6 Email Marketing Tips


This weeks Email Marketing newsletter from Mediapost:

September's Tips For Email Marketing
by David Baker

WITH ALL THAT IS BEING written about email marketing, I tend to struggle with finding ideas and content to write about without restating the obvious or appearing too simple in approach. Yet, there are times when returning to the basics is important. This is the time for checklists to counter all your great ideas.

Top tips for September, given it's back-to-school season:

1. Mine your list. You've heard this a hundred times, but you would be surprised at how many companies really don't analyze their database accurately. A couple of thoughts before you take this on: If they haven't responded or had some interaction with your business in 12 months, spend your time elsewhere; size doesn't matter in this instance. And seek wisdom from interaction, not non-channel traits. Segmentation is so valuable, yet you need another dimension of data for decisions, and behavioral data will tell you so much more about timing and cadence. Put this at the top of your decision pyramid, we are creatures of habit.

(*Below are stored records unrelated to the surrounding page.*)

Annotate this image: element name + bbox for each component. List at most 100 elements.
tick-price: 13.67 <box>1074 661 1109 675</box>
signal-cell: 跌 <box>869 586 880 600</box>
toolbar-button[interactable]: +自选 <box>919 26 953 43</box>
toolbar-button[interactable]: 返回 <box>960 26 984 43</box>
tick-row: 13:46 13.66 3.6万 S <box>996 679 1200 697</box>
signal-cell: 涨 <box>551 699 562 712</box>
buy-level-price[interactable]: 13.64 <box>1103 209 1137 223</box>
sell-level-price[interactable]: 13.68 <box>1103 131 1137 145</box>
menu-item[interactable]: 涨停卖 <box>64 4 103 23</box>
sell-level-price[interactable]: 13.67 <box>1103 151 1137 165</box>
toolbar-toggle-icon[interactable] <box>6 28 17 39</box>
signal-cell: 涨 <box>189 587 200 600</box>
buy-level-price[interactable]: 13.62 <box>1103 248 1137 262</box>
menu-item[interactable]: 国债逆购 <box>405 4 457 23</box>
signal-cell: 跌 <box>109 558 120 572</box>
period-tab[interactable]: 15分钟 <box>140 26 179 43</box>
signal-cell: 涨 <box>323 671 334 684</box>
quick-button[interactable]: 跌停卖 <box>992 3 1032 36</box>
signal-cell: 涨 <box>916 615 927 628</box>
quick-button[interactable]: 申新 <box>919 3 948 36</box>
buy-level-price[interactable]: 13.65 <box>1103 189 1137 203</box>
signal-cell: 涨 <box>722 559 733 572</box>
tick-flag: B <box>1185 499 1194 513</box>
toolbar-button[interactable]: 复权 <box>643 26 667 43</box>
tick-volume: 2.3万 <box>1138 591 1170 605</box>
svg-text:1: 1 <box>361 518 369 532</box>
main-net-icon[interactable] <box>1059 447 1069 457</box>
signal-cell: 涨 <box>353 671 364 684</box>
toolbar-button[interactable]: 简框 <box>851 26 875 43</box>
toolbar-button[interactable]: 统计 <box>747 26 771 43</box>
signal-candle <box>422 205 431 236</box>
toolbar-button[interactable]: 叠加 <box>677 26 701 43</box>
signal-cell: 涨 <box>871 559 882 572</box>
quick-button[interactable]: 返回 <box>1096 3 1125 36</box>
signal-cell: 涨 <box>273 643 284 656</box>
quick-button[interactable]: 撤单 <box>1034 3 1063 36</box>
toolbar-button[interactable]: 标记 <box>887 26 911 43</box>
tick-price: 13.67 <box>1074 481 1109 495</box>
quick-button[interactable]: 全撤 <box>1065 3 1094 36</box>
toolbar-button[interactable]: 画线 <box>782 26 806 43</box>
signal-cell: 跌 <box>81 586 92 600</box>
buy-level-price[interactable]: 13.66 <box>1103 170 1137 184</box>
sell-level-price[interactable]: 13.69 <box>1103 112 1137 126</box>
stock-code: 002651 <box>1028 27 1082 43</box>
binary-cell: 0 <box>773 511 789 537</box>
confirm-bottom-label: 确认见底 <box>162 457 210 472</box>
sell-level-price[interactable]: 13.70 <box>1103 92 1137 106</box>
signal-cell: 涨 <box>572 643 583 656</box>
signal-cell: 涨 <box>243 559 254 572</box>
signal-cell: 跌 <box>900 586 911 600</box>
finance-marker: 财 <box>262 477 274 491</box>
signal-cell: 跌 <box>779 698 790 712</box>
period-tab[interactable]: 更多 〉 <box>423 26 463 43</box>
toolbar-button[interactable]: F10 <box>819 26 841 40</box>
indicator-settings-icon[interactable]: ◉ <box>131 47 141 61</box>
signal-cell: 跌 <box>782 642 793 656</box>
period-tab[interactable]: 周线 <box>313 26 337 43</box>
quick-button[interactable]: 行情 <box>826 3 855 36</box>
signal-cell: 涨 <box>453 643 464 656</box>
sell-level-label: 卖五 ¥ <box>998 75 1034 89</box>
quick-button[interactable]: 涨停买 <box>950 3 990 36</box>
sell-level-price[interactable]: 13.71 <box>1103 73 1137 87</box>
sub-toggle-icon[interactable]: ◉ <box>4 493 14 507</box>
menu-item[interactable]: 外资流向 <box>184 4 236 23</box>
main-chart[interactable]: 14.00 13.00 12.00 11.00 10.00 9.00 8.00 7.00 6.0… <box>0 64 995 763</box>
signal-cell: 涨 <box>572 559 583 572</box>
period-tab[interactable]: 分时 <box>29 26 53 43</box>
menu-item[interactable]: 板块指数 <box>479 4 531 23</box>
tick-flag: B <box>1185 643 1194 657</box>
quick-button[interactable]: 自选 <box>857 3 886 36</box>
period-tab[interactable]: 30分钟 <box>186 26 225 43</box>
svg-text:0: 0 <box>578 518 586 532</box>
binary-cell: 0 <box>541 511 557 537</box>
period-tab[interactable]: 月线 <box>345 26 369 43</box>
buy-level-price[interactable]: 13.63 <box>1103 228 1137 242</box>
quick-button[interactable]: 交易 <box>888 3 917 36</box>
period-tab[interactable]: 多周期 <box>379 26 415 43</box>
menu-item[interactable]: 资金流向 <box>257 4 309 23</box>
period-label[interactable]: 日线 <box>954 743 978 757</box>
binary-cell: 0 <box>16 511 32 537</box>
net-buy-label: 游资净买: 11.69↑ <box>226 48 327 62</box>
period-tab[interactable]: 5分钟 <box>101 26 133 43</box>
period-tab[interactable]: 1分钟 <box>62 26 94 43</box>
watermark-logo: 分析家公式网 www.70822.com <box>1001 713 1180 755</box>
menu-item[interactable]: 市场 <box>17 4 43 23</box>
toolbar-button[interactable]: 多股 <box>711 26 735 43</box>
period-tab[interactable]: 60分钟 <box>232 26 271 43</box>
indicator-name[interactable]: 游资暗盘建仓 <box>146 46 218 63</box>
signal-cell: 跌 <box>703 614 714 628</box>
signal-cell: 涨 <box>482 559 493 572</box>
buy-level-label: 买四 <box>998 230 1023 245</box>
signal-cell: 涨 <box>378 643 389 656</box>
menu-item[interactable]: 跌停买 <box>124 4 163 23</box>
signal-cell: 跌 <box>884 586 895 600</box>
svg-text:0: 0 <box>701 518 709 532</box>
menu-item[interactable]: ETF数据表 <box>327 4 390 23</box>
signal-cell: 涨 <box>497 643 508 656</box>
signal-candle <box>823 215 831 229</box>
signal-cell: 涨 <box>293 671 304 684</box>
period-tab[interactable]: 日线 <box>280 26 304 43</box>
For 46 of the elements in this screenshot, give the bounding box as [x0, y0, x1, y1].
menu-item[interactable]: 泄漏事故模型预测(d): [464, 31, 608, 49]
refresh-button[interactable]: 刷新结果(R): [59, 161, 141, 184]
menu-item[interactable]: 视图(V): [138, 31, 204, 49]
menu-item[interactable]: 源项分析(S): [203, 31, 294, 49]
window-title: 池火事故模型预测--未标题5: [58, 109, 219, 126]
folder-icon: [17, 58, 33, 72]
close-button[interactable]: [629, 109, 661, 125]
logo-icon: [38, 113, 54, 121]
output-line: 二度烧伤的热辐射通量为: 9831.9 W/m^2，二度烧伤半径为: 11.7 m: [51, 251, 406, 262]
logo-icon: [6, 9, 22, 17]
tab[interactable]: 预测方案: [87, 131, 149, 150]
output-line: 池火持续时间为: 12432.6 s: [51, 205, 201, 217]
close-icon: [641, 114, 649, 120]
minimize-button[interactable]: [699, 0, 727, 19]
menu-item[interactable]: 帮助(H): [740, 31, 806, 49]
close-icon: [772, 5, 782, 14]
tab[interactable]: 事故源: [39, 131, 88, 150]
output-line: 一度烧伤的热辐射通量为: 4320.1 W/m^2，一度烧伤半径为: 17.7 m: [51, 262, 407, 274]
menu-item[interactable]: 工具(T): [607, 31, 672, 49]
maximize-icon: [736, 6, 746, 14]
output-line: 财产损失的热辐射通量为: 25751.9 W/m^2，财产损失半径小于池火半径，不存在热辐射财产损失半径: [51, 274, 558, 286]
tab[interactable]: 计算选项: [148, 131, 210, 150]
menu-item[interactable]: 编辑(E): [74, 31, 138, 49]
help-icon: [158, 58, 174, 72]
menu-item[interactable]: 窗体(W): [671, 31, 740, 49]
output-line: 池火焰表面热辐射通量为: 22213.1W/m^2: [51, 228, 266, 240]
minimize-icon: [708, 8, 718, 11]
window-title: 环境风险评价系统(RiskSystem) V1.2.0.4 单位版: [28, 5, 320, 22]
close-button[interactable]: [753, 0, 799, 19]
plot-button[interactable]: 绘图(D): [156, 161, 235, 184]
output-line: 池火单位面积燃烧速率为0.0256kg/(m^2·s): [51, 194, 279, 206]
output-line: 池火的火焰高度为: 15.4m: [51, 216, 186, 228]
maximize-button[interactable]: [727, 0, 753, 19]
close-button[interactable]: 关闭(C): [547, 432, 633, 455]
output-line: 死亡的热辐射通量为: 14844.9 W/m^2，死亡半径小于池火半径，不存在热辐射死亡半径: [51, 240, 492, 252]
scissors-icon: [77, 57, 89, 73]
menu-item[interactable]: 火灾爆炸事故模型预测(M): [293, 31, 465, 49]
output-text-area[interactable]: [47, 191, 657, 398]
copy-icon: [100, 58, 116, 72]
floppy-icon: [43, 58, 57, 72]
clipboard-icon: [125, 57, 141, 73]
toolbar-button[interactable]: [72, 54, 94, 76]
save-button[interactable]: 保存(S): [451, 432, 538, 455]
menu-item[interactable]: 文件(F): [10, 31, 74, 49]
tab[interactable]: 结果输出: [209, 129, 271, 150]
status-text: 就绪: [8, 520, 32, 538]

2. Own the point of intermediation. Simply put, you should maximize and build messaging around all events important to you. If it's that important and you don't have the resources to set up an API or some event trigger, do it manually. This will pay off more than any other effort you take this year.

3. Have fun. Creative should be an exercise in interrupting the inbox experience, and you should have fun developing it. It can become so mundane over time with templates and production -- yet you really should test the limits of what you can/can't do and have fun with subject lines, have fun with creative messaging and know that testing is an exercise in making you better. Have a contest with your team or departments for the funniest subject line or funniest metaphor to sell your widgets or services.

4. Don't be lazy. We often get so artful in production we forget about the value or doing creative briefs. These are so important in forcing us to lay out what we know and intend to do -- and the only form of archiving. They make you think about whom you're talking to, the justification you have to communicate, making you write campaign and program goals and think about the experience you are intending to drive. All great exercises for young teams.

5. What you see is what you get. With all the monitoring tools today, we can see the rendering of email in all the various ISPs --but I've found that this has become a so-what exercise. Are you doing anything about it? With images blocked in AOL, Yahoo and MSN, what impact does that have on your retails goals? We can't optimize to all the environments, but you should consider picking a few ISP worlds and understanding really well what experience you are driving, potentially testing newer, simpler designs or creative metaphors that get the consumer to "click to enable links and images."

6. Report as if your job depended on it. I talk a lot about measurement, which is really important, but if your job depended on performance improvement in the channel, what variables really show the value your efforts bring to the business? Site traffic? Revenue? Reach? Or do you need to craft this story into a couple of customer segments, to show the value you drive to identifiable customer sets that your management team can easily grasp? Sometimes these measurement stories are more easily communicated in vignettes rather than a general view of a large database.

While I'm a big believer in checklists for many things, strategically they are really hard to take on. If you really think about this list and what you do day in and day out, putting on a few filters, you might pull out a few nuggets you didn't think about last year - and didn't think you had time for this year.